Je kan dan al direct raden wat de gevolgen zijn. Voordat je het weet is
de hele bevolking van het stadje aangetast door deze vreemde, onbekende
ziekte en is het voor de vier bizarre vrienden een overlevingsweekend.
Hierbij toont Jerry dat hij meester is in overlevingstechnieken en een
expert is op gebied van zombies. Er zijn al meerdere zombie-komedies
gemaakt in het verleden en deze brengt dus echt niks nieuws. Het enige
grappige moment was het alternatief gebruik van een bevroren vis en de reactie van spacecake op een zombie.

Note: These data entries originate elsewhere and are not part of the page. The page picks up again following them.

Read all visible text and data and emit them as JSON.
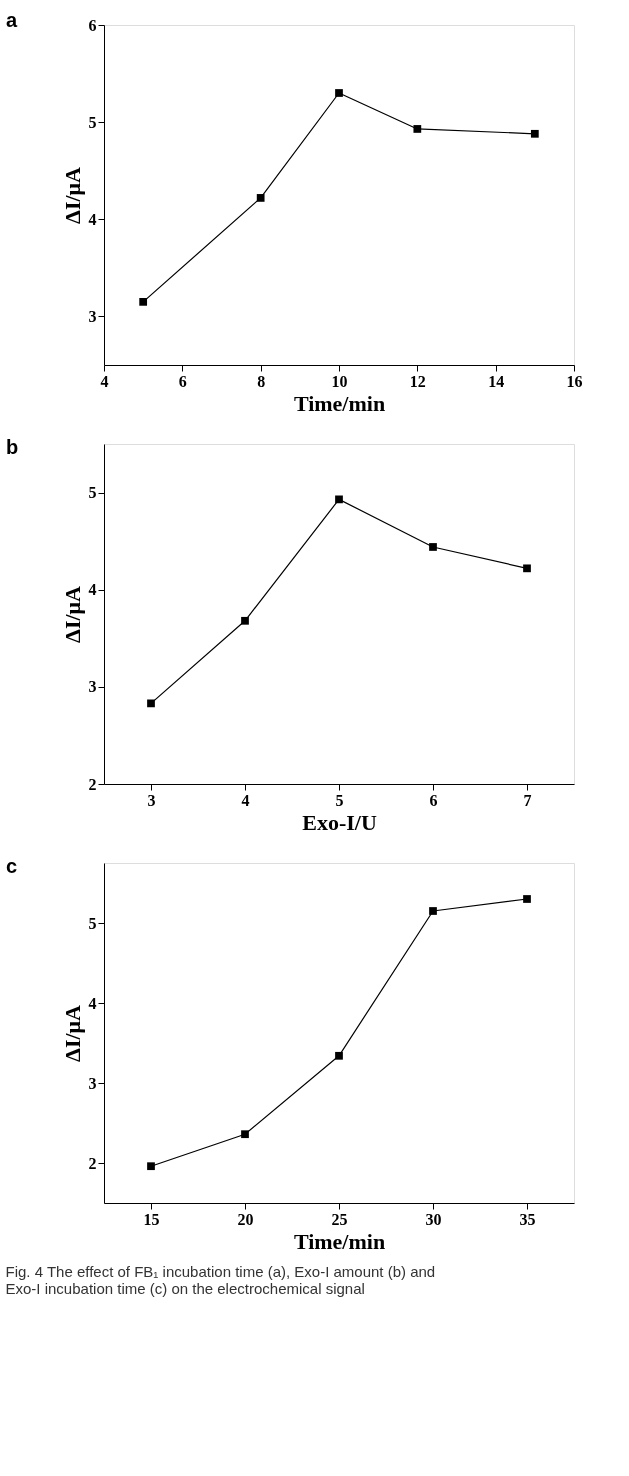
{
  "chart_data": [
    {
      "type": "line",
      "title": "a",
      "xlabel": "Time/min",
      "ylabel": "ΔI/μA",
      "x": [
        5,
        8,
        10,
        12,
        15
      ],
      "values": [
        3.15,
        4.22,
        5.3,
        4.93,
        4.88
      ],
      "color": "#000000",
      "xlim": [
        4,
        16
      ],
      "xticks": [
        4,
        6,
        8,
        10,
        12,
        14,
        16
      ],
      "ylim": [
        2.5,
        6
      ],
      "yticks": [
        3,
        4,
        5,
        6
      ],
      "marker": "square",
      "line_style": "solid",
      "grid": false
    },
    {
      "type": "line",
      "title": "b",
      "xlabel": "Exo-I/U",
      "ylabel": "ΔI/μA",
      "x": [
        3,
        4,
        5,
        6,
        7
      ],
      "values": [
        2.83,
        3.68,
        4.93,
        4.44,
        4.22
      ],
      "color": "#000000",
      "xlim": [
        2.5,
        7.5
      ],
      "xticks": [
        3,
        4,
        5,
        6,
        7
      ],
      "ylim": [
        2,
        5.5
      ],
      "yticks": [
        2,
        3,
        4,
        5
      ],
      "marker": "square",
      "line_style": "solid",
      "grid": false
    },
    {
      "type": "line",
      "title": "c",
      "xlabel": "Time/min",
      "ylabel": "ΔI/μA",
      "x": [
        15,
        20,
        25,
        30,
        35
      ],
      "values": [
        1.96,
        2.36,
        3.34,
        5.15,
        5.3
      ],
      "color": "#000000",
      "xlim": [
        12.5,
        37.5
      ],
      "xticks": [
        15,
        20,
        25,
        30,
        35
      ],
      "ylim": [
        1.5,
        5.75
      ],
      "yticks": [
        2,
        3,
        4,
        5
      ],
      "marker": "square",
      "line_style": "solid",
      "grid": false,
      "annotations": [
        "Fig. 4  The effect of FB₁ incubation time (a), Exo-I amount (b) and Exo-I incubation time (c) on the electrochemical signal"
      ]
    }
  ]
}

Voor de rest is het een beperkt gespetter van bloed, dat dan ook nog
eens op een amateuristische manier is uitgevoerd, en een horde zombies
die rondstrompelen over het scherm. Bij momenten gebruikten ze zelfs een
geavanceerde manier om dit in beeld te brengen : het versneld afspelen
van de film.
Naar het einde toe maakte het me echt niets meer uit wie deze chaos zou
overleven. Ze begonnen me dusdanig op mijn zenuwen te werken dat ze niet
eens verdienden om aan deze vloedgolf van zombies te weerstaan. “Buck
Wild” is echt een low-budget film en dat moet ik ze wel nageven, ze
trachten dit ook niet te verbergen. Uiteindelijk is het maar een "niet
serieus te nemen" zombie-film waarbij het hoofddoel is wat
gruwelijkheden te mixen met een luchtige zwartgallige humor. Spijtig
genoeg werden beide categorieën niet voldoende uitgewerkt : een tekort
aan bloederige gorigheden en een totaal gebrek aan humor.